È durato circa sei ore l’interrogatorio del presidente della Regione Puglia, Nichi Vendola, nell'ambito dell'inchiesta per disastro ambientale. «Non ho sinceramente nulla di cui vergognarmi per quello che ho fatto» ha dichiarato il Governatore all’uscita dalla caserma della Guardia di finanza
Un «dovere». Una «necessità». «Un’impellenza morale». Ha usato queste parole il presidente della Regione Puglia, Nichi Vendola, riferendosi all’interrogatorio di ieri dinanzi alla Procura ionica nell’ambito dell’inchiesta per disastro ambientale a carico dei vertici dell'Ilva. «Non ho sinceramente nulla di cui vergognarmi per quello che ho fatto per amore della città di Taranto» ha commentato Vendola all’uscita dalla caserma della Guardia di finanza di Taranto quando da poco erano passate le 22.00. «Gli equivoci – ha aggiunto- era giusto che fossero affrontati, guardati, che i sospetti potessero essere allontanati. Spero di essere stato all’altezza di un compito molto difficile qual è quello di esercitare, in una fase come questa, una difesa che, per quanto mi riguarda, non è solo la difesa di Nichi Vendola. È la difesa di nove anni di storia della Regione Puglia».
Il leader di Sinistra Ecologia Libertà non ha voluto entrare nel merito delle contestazioni mossegli dai magistrati, sottolineando invece il «garbo» mostrato dagli inquirenti e aggiungendo di aver depositato «tante cose». «Sono venuto qui senza lamentarmi – ha detto ancora il governatore – sono stato sottoposto ad una indagine per qualcosa che non ho fatto. Tuttavia, siccome sono il presidente della Regione Puglia, è giusto che chini il capo e venga a difendermi nelle sedi opportune, come fanno i normali cittadini. Sono sereno – ha concluso – perché non ho mai fatto niente di male nella vita mia e non ho mai fatto niente di male a Taranto, che è una città meritevole di tanto amore e impegno. Mi sento gratificato dalla possibilità che ho avuto di dire fino in fondo la mia».

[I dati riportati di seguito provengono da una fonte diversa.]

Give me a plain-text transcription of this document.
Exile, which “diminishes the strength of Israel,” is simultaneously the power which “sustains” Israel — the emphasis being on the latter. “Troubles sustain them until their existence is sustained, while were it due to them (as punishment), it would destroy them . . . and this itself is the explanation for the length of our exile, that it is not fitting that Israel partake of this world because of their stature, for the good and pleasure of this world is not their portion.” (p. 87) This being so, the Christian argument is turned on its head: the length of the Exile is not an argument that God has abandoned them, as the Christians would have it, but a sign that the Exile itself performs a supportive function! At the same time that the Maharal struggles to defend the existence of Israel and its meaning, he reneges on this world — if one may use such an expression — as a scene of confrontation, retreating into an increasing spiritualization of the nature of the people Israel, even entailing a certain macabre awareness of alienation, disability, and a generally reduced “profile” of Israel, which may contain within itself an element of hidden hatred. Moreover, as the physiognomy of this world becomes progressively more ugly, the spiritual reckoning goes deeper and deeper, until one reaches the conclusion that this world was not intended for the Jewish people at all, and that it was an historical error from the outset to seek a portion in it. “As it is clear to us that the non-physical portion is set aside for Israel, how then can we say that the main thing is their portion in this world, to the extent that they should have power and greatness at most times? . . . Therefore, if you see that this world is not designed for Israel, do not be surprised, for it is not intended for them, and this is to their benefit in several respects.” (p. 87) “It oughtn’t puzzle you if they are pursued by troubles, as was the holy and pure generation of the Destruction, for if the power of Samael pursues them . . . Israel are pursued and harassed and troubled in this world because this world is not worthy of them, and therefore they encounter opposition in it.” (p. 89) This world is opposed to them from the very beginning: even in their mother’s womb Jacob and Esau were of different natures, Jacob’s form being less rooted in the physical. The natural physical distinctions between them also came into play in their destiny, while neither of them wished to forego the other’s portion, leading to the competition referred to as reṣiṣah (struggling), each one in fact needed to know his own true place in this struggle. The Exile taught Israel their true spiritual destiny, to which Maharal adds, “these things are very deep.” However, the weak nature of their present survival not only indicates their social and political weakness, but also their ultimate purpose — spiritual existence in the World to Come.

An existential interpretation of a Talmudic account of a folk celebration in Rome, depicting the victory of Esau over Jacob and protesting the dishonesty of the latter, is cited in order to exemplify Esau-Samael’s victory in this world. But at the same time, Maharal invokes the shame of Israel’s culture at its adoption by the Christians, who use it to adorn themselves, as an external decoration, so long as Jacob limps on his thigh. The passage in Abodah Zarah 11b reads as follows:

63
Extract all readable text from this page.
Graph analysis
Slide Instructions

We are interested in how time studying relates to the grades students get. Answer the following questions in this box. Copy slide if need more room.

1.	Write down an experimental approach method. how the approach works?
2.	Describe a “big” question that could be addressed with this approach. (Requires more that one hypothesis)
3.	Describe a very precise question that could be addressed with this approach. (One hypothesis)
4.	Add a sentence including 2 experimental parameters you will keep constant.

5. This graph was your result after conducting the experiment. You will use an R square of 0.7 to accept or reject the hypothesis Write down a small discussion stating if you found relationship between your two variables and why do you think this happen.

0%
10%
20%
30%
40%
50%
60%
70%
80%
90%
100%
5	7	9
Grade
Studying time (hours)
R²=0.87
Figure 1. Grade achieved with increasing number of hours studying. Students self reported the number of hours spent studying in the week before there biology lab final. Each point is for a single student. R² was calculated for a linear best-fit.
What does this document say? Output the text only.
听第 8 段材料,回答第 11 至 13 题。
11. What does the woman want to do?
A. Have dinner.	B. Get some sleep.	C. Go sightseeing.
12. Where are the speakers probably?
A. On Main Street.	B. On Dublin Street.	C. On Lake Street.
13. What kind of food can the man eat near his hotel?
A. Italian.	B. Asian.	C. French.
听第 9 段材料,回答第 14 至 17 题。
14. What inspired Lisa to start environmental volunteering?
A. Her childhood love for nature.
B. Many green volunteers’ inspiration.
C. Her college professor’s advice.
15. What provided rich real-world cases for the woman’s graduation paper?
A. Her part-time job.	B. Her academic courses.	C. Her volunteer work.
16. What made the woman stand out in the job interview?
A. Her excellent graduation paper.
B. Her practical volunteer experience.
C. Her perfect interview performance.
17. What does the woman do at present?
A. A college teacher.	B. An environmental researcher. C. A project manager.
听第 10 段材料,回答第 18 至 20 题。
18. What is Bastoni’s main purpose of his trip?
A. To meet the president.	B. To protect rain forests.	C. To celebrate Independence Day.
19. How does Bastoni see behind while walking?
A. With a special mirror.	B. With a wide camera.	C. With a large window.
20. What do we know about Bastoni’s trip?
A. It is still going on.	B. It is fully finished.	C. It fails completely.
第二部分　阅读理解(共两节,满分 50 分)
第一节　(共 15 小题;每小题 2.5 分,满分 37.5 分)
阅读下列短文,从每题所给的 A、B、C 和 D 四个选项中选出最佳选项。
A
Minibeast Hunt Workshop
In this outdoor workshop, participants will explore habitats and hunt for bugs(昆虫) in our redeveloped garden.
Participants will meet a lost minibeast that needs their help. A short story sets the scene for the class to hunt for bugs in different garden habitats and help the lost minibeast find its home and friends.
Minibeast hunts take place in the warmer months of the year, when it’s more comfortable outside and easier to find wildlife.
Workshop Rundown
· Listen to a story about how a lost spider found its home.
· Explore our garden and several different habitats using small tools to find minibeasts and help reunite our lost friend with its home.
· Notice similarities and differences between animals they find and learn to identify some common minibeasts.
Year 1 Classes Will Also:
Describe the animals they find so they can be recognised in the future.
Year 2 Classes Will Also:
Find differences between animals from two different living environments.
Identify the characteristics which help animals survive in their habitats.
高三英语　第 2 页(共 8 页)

Per circa sei ore il governatore pugliese ha risposto alle domande dei magistrati. L’ipotesi di reato è quella di concorso in concussione. Secondo la Procura, infatti, nel 2010 Vendola avrebbe esercitato pressioni sul direttore generale dell’Arpa Puglia, Giorgio Assennato, per «ammorbidire» una relazione sugli elementi inquinanti prodotti dall’Ilva, ipotizzando una mancata riconferma dello stesso Assennato ai vertici dell’Arpa regionale.
Anche Assennato, è stato ascoltato nella stessa caserma in tarda serata ma il suo interrogatorio è durato solo pochi minuti. Il direttore generale dell’Arpa Puglia, che ha preferito depositare una memoria difensiva, è accusato di favoreggiamento personale perché avrebbe negato, quando è stato sentito come teste dagli inquirenti, di aver ricevuto pressioni dal governatore per favorire l’Ilva. Stesso capo di imputazione contestato a Massimo Blonda, direttore scientifico di Arpa Puglia, che però all’ultimo momento ha rinunciato all’interrogatorio.